Vitamin D in short supply
Researchers from the University of Texas Southwestern Medical Centre in Dallas investigated the vitamin D status of a cross section of youngsters, 6-16 years old, seeking treatment at their Centre. The study included 411 obese kids attending the obesity clinic and 87 normal weight children, who were being treated for a range of other conditions.
On the whole vitamin D levels were on the “low” side for all of the children, but the obese kids showed poorer vitamin D status overall.
92 % of the obese children were insufficient, compared to 68 % of the normal weight children. Vitamin D deficiency was found in 46 % of the obese children, versus 22 % of the normal weight controls.
NOTE : The cut off points are still a matter of debate. The researchers considered a serum value below 30 ng/mL to be low. A value below 20 ng/mL was considered to be deficient.
Missing vitamin D more than a co-incidence ?
There is a growing awareness of a connection between vitamin D levels and obesity.
It is still a little unclear whether low vitamin D levels cause obesity or whether obesity, causes low vitamin D levels.

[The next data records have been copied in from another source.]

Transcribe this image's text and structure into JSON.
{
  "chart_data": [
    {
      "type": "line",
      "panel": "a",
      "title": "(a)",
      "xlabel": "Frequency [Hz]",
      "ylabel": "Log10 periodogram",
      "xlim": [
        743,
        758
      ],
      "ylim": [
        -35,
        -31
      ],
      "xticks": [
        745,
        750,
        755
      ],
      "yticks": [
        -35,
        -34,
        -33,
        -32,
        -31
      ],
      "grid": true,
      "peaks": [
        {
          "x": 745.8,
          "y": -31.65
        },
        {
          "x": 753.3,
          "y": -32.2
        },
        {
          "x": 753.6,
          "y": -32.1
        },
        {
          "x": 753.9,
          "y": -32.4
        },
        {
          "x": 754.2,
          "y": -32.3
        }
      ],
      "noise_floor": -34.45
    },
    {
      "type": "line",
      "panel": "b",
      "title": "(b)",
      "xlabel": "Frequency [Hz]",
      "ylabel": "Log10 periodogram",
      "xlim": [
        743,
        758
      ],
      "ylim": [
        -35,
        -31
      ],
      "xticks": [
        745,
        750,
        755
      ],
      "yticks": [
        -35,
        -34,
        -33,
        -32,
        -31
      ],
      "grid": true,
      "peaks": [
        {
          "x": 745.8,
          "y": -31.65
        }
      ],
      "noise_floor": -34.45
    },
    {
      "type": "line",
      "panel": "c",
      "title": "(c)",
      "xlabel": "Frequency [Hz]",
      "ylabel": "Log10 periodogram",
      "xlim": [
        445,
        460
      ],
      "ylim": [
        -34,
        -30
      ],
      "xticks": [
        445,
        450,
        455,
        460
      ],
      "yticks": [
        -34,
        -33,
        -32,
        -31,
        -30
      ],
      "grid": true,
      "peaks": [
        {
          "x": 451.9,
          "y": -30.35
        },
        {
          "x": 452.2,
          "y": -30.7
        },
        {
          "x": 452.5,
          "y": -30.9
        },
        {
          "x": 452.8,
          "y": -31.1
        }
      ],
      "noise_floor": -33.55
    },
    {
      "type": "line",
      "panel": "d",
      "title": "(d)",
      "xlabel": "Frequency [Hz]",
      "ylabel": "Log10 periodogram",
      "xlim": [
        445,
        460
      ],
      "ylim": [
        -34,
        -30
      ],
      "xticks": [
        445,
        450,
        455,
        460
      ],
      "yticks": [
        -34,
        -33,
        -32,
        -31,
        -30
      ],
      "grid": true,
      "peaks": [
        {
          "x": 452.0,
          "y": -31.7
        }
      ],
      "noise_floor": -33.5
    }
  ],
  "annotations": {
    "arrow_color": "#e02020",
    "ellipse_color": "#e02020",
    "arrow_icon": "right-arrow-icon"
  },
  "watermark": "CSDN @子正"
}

The idea that low vitamin D level causes obesity, comes from research which correlates vitamin D levels with environmental conditions. As colder weather sets in, vitamin D levels drop, due to the fall in UV-B radiation as the sun loses its punch. The fall in vitamin D levels serves to programme the body to store additional fat. Additional fat reserves enable the body to withstand the frigid temperatures and food shortages likely to be encountered in the dead of winter.

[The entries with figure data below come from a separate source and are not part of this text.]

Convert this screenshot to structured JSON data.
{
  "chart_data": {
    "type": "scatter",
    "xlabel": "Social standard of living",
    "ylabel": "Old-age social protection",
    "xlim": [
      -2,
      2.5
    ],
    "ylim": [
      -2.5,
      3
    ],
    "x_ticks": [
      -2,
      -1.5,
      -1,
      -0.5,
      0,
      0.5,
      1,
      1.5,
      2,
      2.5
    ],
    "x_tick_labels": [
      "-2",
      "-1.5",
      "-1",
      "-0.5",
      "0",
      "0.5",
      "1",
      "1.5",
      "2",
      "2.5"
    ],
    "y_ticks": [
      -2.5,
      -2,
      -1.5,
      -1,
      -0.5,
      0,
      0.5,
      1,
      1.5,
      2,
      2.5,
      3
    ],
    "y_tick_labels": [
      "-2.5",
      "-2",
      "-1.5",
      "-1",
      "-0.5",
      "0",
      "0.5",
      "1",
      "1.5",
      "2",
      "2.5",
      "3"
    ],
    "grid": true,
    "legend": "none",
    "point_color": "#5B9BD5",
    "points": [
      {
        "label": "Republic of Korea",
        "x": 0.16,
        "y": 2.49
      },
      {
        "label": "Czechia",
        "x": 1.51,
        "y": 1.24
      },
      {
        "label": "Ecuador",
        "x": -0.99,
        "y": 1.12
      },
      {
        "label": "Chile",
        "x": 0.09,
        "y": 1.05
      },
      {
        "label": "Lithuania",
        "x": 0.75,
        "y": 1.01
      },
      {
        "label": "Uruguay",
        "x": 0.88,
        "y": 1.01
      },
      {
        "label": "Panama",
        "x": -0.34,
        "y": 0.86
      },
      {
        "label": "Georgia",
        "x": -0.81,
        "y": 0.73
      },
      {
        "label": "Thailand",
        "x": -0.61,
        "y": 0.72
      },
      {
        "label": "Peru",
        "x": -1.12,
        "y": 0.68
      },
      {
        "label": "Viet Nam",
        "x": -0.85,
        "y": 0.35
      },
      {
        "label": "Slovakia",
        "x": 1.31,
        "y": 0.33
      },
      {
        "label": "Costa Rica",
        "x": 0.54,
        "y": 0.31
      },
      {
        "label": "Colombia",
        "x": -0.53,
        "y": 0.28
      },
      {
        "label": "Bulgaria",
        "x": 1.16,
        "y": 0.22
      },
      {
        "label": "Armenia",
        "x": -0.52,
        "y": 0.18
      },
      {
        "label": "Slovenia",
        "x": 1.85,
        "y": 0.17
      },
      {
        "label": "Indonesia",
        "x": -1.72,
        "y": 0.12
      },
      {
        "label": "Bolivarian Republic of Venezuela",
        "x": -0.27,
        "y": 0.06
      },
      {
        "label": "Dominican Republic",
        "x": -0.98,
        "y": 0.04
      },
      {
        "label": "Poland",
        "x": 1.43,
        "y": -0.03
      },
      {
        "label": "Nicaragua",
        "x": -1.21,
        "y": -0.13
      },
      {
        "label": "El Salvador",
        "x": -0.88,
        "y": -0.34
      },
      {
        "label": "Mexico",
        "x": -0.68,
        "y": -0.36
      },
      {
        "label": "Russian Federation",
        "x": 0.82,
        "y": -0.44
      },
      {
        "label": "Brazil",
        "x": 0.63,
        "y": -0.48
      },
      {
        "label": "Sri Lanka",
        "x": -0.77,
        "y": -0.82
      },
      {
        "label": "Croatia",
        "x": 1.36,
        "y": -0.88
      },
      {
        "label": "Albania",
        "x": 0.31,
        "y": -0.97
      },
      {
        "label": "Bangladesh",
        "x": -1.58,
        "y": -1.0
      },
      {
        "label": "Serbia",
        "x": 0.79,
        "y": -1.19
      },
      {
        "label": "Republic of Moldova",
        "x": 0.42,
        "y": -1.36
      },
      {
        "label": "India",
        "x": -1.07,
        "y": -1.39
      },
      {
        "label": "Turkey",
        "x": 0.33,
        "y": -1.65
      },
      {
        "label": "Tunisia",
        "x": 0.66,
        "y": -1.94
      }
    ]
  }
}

Vitamin D is a fat soluble vitamin, since fat cells are full of fat, the vitamin D tends to become trapped inside the fat cells, supporting the idea that obesity causes low vitamin D levels.
Missing vitamin D contributing to the problem
It probably doesn’t really matter which comes first – the point is, too little vitamin D adds to the health woes of the obese.

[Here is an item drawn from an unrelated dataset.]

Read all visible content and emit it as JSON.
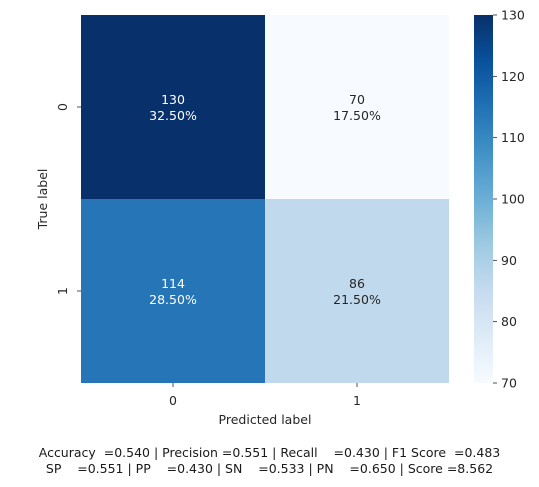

When the vitamin D status of the children enrolled in this study were measured against their level of insulin resistance, the researchers found kids with the lowest vitamin D levels showed significantly greater insulin resistance. Insulin resistance is a precursor for a range of health problems beyond obesity, most notably type 2 diabetes.
Fix the vitamin D “problem”
Low vitamin D levels are likely to be short changing health in overweight kids.
Fixing the vitamin D levels is not a magic formula that will melt away those extra pounds, but it a problem that can easily be fixed, and fixing it, is likely to improve overall health.
A simple, relatively inexpensive blood test can be used to assess vitamin D status.
The sunshine fix
Encourage your little hefa lump to play outdoors regularly. When you send him or her out the house for their dose of vitamin D, send them out ala natural i.e. only cover their private bits and leave the sun tan lotion off for the first 15-20 minutes.
If you or junior abhors the sun, or the sun has migrated, then “fix” the problem by getting your sunshine from a bottle, take a vitamin D3 supplement. Keep an eye on the vitamin D levels through regular check ups. You can’t overdo the sun, but you can overdo a synthetic pill.Olson ML, et al “Vitamin D deficiency in obese children and its relationship to glucose homeostasis” JCEM 2012.